Is there an invertible matrix B such that $J_n=B^2$ ? If not, are there invertible matrices $B_1,\dots,B_k$ such that $J_n=B_1^2B_2^2\cdots B_k^2$? Moreover, can we describe the $B_i$? This is done for the case the field of characteristic different from $2$. But I do not know what to do for the case the field of characteristic $2$.

Solution 1:

On your second question: this is impossible, at least for $n=2$ and $F=GF(2)$. It can be verified that there are only six invertible $2\times2$ matrices in $M_2\left(GF(2)\right)$, namely, $$ I_2,\ R=\pmatrix{0&1\\ 1&0},\ J=\pmatrix{1&0\\ 1&1},\ J^T,\, X=\pmatrix{1&1\\ 1&0},\ X^2=\pmatrix{0&1\\ 1&1}. $$ Since $R^2=J^2=(J^T)^2=I_2$, every square of the six matrices above is a polynomial in $X$. In turn, $B_1^2B_2^2\cdots B_k^2$ is also a polynomial in $X$. Hence $B_1^2B_2^2\cdots B_k^2$ is symmetric and it cannot possibly be equal to $J$.

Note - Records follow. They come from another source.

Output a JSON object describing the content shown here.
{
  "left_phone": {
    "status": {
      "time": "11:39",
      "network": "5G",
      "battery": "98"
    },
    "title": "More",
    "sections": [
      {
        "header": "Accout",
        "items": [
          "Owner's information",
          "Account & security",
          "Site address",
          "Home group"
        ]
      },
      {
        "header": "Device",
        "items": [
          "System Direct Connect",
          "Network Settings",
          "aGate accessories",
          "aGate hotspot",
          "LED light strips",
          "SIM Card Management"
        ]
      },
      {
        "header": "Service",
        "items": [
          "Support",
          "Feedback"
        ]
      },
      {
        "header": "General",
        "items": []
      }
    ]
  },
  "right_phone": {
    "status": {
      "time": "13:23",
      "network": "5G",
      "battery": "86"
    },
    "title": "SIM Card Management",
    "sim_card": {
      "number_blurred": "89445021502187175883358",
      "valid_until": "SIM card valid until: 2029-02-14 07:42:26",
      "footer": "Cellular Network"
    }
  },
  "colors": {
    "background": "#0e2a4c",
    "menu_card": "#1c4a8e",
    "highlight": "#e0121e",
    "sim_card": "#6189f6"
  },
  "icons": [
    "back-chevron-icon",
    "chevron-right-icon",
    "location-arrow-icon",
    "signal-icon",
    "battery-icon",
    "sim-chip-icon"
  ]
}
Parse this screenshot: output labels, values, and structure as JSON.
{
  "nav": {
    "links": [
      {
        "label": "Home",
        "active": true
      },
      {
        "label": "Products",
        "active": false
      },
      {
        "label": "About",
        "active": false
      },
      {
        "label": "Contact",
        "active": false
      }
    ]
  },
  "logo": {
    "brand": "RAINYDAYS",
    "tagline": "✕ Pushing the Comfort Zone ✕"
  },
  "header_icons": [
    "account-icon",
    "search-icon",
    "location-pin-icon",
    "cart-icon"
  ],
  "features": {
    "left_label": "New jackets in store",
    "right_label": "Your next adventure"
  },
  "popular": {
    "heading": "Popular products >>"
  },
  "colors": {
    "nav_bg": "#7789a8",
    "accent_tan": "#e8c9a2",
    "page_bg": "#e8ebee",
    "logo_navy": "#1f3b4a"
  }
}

However, I suspect that the decomposition is possible when $n\ge3$, but I have no idea how to prove or disprove it.

Solution 2:

We can use the following fact (in all the textbooks) to give a proof that when $n\geqslant 2$ no such $B$ exists: Suppose $T:V\to V$ is a linear operator on a finite dimensional vector space. Then $(\mathop{rk}(T^i))_{i=0}^\infty$ is a non increasing sequence of natural numbers, and moreover if $\mathop{rk}(T^s)=\mathop{rk}(T^{s+1})$ for some $s$ then $\mathop{rk}(T^s)=\mathop{rk}(T^{s+t})$ for all $t$.

When $n=2$ it is easy to check by hand no such $B$ exists, so suppose $n\geqslant 3$.

Suppose that $B^2=J_n$; then $(B-I)^2=J-I$ has rank $n-1$.

Then $$n=\mathop{rk} (B-I)^{0}\geqslant \mathop{rk}(B-I) \geqslant \mathop{rk}(B-I)^2=n-1$$ and so either $\mathop{rk} (B-I)^0 =\mathop{rk}(B-I)^1=n$ or $\mathop{rk} (B-I)^1 =\mathop{rk}(B-I)^2=n-1$. In either case the sequence stabilizes and so $$n-1\leqslant \mathop{rk}(B-I)=\mathop{rk}(B-I)^4=\mathop{rk}(J-I)^2=n-2$$ a manifest contradiction. So no such $B$ exists.